CRISPR technology allows scientists to alter our DNA sequences and modify gene function. Think of this technology as the ability to edit genes. The practical application might be to eradicate diseases, viruses, and human defects such as Down syndrome.
You read that right. That means that those that have Down Syndrome are “defective,” according to pro-CRISPR scientists. There is also evidence that CRISPR can eradicate Asperger’s, a condition on the autistic spectrum. If so, we would not have people like Elon Musk, Bill Gates, and Dan Ackroyd, to name a few. This CRISPR thing doesn’t sound that great.
Well, maybe there are things that we can agree we should do and others that we shouldn’t. Maybe cancer is a good candidate to eradicate. How about …?
Closer to the Topic
I never doubted nor currently doubt that we will get to a place where AI will be commonplace. Technology continues to grow leaps and bounds, and the viability of AI seems to be getting closer each day. Yet, not with some deep growing pains that are not being addressed.
I was made aware of the recent AI Explainability Statement from HireVue. It’s the latest trend in corporate transparency. Maybe I’m an old skeptical curmudgeon, but that always catches my attention when a company volunteers to be transparent.
I took a deeper look into explainable AI, and the summary statement here is that this is an answer to a market that is worried about the decision matrix under the covers. From the article sourced, the direct quote defining explainable AI, says it’s a “…set of processes and methods that allows human users to comprehend and trust the results and output created by machine learning algorithms.” Given this definition, I can think of 20 other technologies that had explainability statements as well.
Amazon tried its hand on this back in 2018, and it failed. Their recruiting AI was biased against women, even more so than the manual recruiting practices it was trying to improve. Okay, that’s how we progress; we test and adjust; I get it.
The coding was done by biased humans and used past data to help predict future performance (where have I heard that?).
Addressing AI in a technical realm is just a small part (an insignificant part, in my opinion) of the new world we are entering. I will leave the technical issues to the masses to argue.
The Argument for the Use of AM (Artificial Morality)

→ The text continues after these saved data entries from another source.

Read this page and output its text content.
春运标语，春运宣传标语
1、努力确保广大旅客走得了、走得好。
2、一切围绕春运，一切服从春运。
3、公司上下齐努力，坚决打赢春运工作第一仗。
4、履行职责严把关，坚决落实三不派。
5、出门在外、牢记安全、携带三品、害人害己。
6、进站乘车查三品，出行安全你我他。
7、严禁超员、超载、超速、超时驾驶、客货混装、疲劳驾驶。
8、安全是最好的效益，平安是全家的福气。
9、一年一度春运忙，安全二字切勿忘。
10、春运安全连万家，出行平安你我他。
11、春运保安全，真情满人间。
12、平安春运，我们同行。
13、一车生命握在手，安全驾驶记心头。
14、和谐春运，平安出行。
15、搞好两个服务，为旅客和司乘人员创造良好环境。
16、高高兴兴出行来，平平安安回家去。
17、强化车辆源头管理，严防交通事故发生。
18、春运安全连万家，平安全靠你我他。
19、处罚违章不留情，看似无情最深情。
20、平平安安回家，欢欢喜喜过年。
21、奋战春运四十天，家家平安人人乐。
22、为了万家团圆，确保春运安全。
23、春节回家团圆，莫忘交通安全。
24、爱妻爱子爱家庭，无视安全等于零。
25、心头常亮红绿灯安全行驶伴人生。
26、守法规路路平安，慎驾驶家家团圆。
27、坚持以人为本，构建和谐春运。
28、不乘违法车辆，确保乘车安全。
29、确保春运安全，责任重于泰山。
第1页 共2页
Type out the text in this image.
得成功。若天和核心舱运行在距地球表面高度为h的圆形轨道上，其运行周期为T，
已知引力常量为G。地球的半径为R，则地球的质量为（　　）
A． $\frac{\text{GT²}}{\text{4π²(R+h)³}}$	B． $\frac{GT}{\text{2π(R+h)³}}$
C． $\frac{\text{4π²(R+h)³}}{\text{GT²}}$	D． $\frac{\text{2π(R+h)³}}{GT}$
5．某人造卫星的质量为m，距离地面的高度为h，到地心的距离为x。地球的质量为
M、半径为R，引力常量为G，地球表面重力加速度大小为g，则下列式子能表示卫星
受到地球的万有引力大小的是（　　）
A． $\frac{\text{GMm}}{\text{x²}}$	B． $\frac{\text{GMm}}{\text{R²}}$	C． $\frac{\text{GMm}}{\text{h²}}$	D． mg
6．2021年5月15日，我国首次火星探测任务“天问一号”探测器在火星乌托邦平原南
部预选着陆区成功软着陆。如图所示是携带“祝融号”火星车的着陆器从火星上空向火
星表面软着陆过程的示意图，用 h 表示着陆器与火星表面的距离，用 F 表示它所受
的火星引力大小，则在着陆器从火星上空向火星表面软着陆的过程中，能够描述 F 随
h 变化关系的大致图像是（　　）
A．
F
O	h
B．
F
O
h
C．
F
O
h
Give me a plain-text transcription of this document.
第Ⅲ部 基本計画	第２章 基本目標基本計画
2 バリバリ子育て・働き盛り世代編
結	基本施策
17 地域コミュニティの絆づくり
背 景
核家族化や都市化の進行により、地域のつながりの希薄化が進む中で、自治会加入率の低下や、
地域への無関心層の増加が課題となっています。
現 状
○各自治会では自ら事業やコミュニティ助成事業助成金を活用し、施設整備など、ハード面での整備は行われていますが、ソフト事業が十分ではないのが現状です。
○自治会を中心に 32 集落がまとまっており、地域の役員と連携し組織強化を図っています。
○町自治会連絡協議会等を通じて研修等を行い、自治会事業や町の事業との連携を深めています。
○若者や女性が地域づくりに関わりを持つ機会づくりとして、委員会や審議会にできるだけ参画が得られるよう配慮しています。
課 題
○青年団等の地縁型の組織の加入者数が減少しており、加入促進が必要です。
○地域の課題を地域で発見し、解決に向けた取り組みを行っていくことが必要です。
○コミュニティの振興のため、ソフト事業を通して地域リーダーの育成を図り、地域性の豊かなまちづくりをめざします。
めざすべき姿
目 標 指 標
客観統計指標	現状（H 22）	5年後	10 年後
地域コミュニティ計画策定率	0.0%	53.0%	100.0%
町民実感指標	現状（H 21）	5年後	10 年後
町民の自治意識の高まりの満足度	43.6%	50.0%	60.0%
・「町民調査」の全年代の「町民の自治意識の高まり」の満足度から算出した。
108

In the philosophical discipline, evil needs good to exist. Take the rust out of the car; you have a clean car; take the car out of the rust; you have nothing. Take the rot out of the tree; you have a healthier tree; take the tree out of the rot; you have nothing. Take cancer out of the person; you have a healthy person; bring the person out of cancer, you have nothing. The horse is dead.
Here Comes the Problem
Here is the challenge. I gave actual examples, but nothing controversial. We have all decided that rust, rot, and cancer are bad. I can’t think of a context where these are good things. However, there are times when this is not the case.
An example is the social unrest currently in our society that proves this dilemma. Should we homogenize skin color and sexual orientation and remove all disabilities? What should be the correct skin color and sexual orientation? What are considered disabilities?
How to Fix This, Maybe
Einstein suggested that we cannot fix a problem at the same level it was created. The corollary to that statement would be that we need a standard outside of ourselves to indicate what is right and wrong to solve these issues. Who or what would be this standard? A collective view? Majority rules? The Council of Goodness? (okay, maybe not).
The Intersection of the Problems
SAP has hired people with Asperger’s to find bugs in their code. Those with Asperger’s have an uncanny skill for focus and detail than those not on the spectrum. SAP reported preliminary results to suggest that the organization’s neurodiverse testing teams are 30% more productive than the others. At SAP, a neurodiverse team helped develop a technical fix worth $40 million in savings. One percent of SAP’s workforce is neurodiverse, in line with the world’s population.
Where is the Line?
The lines of good and bad are constantly blurred by technology. At one point, your parents told you never to get in a car with a stranger; now, we hail a stranger’s car and are willing to get in it (Uber). CRISPR is looking forward to eradicating autism, while autism gives us highly skilled and detailed-oriented workers. Which is it?
One cannot know a crooked line without knowing what a straight one looks like. We need a standard outside of ourselves to make us accountable. Currently, this accountability is the law. Will that be sufficient for our AI initiatives? Not without some severe growing pains.